É exatamente este o ponto em que Jesus discordava dos jejuns praticados pelos fariseus, que eram práticas rituais, formais, meras ostentações, sem qualquer propósito senão o da autoglorificação e da autoexaltação. Devemos jejuar sempre que temos um motivo, um propósito, um objetivo definido e estabelecido. Sem que haja este propósito, o jejum será tão somente uma privação alimentar, uma dieta. Daí porque não podermos concordar com a definição de jejum que teria sido supostamente anunciada numa "aparição" na cidade sérvia de Medjugorje, segundo a qual "jejum é refrear a nossa gula e disciplinar o nosso comer" (apud O jejum. Disponível em: www.google.com.br/search?q=cache:GjTEA6a3JLQJ:www.diocese- sjc.org.br/jejum.php+jejum&hl=pt-BR&ie=UTF-8).
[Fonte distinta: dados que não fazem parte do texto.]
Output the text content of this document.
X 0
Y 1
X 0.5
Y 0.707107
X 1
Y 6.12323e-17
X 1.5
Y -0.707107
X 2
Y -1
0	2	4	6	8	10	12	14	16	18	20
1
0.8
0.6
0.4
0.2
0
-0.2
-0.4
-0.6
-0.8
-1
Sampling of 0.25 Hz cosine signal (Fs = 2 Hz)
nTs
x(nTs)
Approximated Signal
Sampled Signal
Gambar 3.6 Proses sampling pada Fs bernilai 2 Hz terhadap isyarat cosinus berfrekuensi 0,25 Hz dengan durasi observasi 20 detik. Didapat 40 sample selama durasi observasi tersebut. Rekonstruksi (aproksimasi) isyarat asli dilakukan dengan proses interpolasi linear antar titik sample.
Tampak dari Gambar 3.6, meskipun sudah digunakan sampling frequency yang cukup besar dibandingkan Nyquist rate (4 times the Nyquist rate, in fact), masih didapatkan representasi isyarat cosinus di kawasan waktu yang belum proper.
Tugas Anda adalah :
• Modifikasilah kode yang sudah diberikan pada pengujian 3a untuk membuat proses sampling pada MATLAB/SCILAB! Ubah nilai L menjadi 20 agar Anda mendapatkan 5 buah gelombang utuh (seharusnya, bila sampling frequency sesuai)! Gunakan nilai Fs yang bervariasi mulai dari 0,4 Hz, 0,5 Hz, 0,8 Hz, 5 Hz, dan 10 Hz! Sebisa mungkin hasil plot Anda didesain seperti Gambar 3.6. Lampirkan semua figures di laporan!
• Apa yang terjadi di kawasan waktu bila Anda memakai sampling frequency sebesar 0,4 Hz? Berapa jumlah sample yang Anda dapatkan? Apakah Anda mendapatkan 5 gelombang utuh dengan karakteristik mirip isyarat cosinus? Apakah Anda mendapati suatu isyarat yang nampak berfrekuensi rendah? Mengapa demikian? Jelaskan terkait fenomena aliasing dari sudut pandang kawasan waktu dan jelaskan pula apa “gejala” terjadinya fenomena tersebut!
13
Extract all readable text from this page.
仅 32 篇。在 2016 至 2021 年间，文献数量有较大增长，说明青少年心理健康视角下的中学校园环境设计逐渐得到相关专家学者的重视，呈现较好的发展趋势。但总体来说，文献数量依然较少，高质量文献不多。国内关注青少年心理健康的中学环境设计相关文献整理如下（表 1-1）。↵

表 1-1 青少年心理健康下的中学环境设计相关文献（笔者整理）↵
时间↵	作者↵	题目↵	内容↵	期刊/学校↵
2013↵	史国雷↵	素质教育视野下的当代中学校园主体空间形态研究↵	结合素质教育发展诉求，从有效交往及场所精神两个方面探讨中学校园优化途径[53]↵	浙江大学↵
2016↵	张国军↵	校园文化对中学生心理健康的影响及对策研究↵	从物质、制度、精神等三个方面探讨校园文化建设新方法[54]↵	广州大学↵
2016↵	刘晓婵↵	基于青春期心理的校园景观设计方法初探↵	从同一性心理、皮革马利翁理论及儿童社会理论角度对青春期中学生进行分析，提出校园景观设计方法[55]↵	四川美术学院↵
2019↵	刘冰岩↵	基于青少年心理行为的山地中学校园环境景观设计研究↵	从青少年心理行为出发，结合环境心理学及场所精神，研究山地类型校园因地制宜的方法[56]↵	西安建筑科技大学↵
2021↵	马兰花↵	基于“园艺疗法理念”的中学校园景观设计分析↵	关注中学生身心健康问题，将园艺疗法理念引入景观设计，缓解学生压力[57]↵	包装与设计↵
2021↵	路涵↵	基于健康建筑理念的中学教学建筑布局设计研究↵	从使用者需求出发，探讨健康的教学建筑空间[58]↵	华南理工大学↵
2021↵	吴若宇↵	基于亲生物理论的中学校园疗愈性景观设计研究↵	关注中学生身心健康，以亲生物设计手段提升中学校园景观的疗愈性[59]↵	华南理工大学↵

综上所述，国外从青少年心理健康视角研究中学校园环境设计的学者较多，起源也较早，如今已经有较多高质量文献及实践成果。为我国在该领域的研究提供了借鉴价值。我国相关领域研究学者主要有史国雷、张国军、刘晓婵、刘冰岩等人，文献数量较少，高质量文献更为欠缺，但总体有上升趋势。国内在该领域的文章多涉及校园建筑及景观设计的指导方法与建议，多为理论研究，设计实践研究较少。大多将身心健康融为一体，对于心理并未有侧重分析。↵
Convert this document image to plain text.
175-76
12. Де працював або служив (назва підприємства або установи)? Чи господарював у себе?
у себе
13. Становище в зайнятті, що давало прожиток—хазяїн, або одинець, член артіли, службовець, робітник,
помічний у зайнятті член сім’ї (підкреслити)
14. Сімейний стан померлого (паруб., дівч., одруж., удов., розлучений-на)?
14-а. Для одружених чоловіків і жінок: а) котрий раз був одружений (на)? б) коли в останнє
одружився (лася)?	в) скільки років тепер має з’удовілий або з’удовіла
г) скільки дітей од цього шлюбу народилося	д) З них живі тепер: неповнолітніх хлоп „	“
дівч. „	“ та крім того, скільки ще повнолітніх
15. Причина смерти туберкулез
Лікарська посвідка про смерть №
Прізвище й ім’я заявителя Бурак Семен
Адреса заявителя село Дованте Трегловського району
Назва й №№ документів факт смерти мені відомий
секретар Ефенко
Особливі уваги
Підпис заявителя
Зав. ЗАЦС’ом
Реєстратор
É a existência deste propósito e desta finalidade que difere o jejum de uma simples privação alimentar. Jejuar é muito mais do que simplesmente passar fome e sede e é neste particular que muitos têm fracassado: buscam no jejum uma ostentação, uma autoglorificação e o que conseguem, com isso, além da reprovação divina, é tão somente instantes de privação alimentar, uma dieta que, às vezes, nem benefícios traz para a saúde física do que jejua.
OBS: A preocupação com a saúde física do que jejua, aliás, é algo que sempre norteou a prática do jejum nas religiões ao longo da história da humanidade e que, aliás, tem faltado no meio evangélico. Com efeito, já os rabinos judeus diziam que o jejum, como todos os preceitos bíblicos, foi dado como "Torat Chaim" , ou seja, como ensinamentos pertinentes à vida e que os homens devem viver e não morrer por eles. Daí porque os enfermos e as crianças eram isentos desta obrigação, que também não poderia colocar em risco a vida do jejuador. O Código Canônico da Igreja Romana exclui água e remédio do jejum que deve ser observado uma hora antes da sagrada comunhão, como também dispensa as pessoas idosas e enfermas desta prática(cânon 919), revelando, assim, o cuidado que deve haver quanto a estas situações. Daí porque ter o pastor Elinaldo Renovato de Lima, , em seu artigo sobre a prática do jejum, na revista Ensinador Cristão, afirmado, sabiamente, que "…pessoas portadoras de doenças do estômago tenham cuidado com seu organismo. Não é aconselhável que pessoas com úlceras ou gastrites façam jejum. Deus não quer sacrifício. Ele quer obediência, fidelidade, santidade." (Evite os exageros: esclarecimentos importantes sobre a prática do jejum na vida cristã. Ensinador Cristão, ano 4, nº 15, jul.-ago.-set./2003, p.14).